La primera vez, el bloqueo de Trump contribuyó a presionar a los iraníes para que se sentaran a la mesa de negociaciones y allanó el camino para el memorando de entendimiento y un marco para una paz más duradera.
Ahora, según Kelanic, la influencia del presidente sobre Irán podría haberse reducido.
«Ya ha intentado todo aquello que puede hacer con facilidad y credibilidad», dijo. «Puede atacar objetivos militares, objetivos del régimen. Ya lo ha hecho antes, y eso no provocó la rendición de Irán».
El último objetivo que Trump ha sugerido es la montaña Pickaxe, un centro de investigación nuclear fuertemente fortificado al sur de Teherán.
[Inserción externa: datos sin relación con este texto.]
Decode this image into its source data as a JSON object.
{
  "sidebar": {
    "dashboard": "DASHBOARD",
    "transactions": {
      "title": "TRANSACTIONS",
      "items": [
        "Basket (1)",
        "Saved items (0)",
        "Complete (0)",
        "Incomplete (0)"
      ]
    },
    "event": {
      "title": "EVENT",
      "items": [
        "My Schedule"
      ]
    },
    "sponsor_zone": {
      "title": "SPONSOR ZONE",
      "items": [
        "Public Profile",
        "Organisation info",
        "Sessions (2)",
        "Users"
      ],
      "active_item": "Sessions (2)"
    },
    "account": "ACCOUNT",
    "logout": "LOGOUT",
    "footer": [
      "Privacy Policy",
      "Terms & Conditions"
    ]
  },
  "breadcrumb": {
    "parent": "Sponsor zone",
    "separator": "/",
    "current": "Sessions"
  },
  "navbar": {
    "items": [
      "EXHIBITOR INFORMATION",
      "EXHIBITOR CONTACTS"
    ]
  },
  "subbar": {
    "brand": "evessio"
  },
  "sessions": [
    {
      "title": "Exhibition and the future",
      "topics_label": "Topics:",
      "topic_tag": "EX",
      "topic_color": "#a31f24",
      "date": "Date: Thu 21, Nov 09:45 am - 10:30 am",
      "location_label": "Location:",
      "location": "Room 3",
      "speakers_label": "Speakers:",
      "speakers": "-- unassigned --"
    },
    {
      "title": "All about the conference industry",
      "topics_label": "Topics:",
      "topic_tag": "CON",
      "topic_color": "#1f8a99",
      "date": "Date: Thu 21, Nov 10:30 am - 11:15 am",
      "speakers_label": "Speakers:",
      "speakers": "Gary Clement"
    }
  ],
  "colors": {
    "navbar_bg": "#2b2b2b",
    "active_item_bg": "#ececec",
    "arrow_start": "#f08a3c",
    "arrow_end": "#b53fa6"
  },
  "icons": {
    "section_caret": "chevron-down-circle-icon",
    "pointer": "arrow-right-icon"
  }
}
Sin embargo, existen pruebas contradictorias sobre el valor del lugar, así como sobre si los ataques aéreos estadounidenses pueden causar daños significativos a los túneles, que se encuentran a gran profundidad bajo la roca granítica.
Si las últimas medidas de Trump terminan finalmente con otro alto el fuego y conversaciones cara a cara, los desacuerdos subyacentes y difíciles de conciliar —sobre Ormuz, sobre la situación del programa nuclear iraní, sobre la influencia de Irán en Oriente Medio— persistirán.
«Creo que hay margen para negociar un acuerdo sobre el estrecho de Ormuz», dijo Abrams. «Pero no para volver al memorando de entendimiento».
Cuando la guerra se acerca a su quinto mes, Trump volvió a señalar el lunes que otros conflictos estadounidenses, incluida la guerra de Vietnam, se prolongaron durante años.
Sin embargo, ese atolladero en particular obstaculizó y finalmente puso fin a la presidencia de Lyndon Baines Johnson y dañó la posición de Estados Unidos en el mundo durante al menos una década. Ese es un destino que Trump sin duda espera evitar.
Sus partidarios también están cansados de repetir el tipo de «guerras interminables» en Oriente Medio que Trump condenó en campañas presidenciales anteriores.
Pero con el memorando de entendimiento hecho añicos, el alto el fuego terminado y la perspectiva de un nuevo conflicto cerniéndose sobre nosotros, el fin de la guerra con Irán no parece estar más cerca de una solución que en las semanas posteriores a su inicio.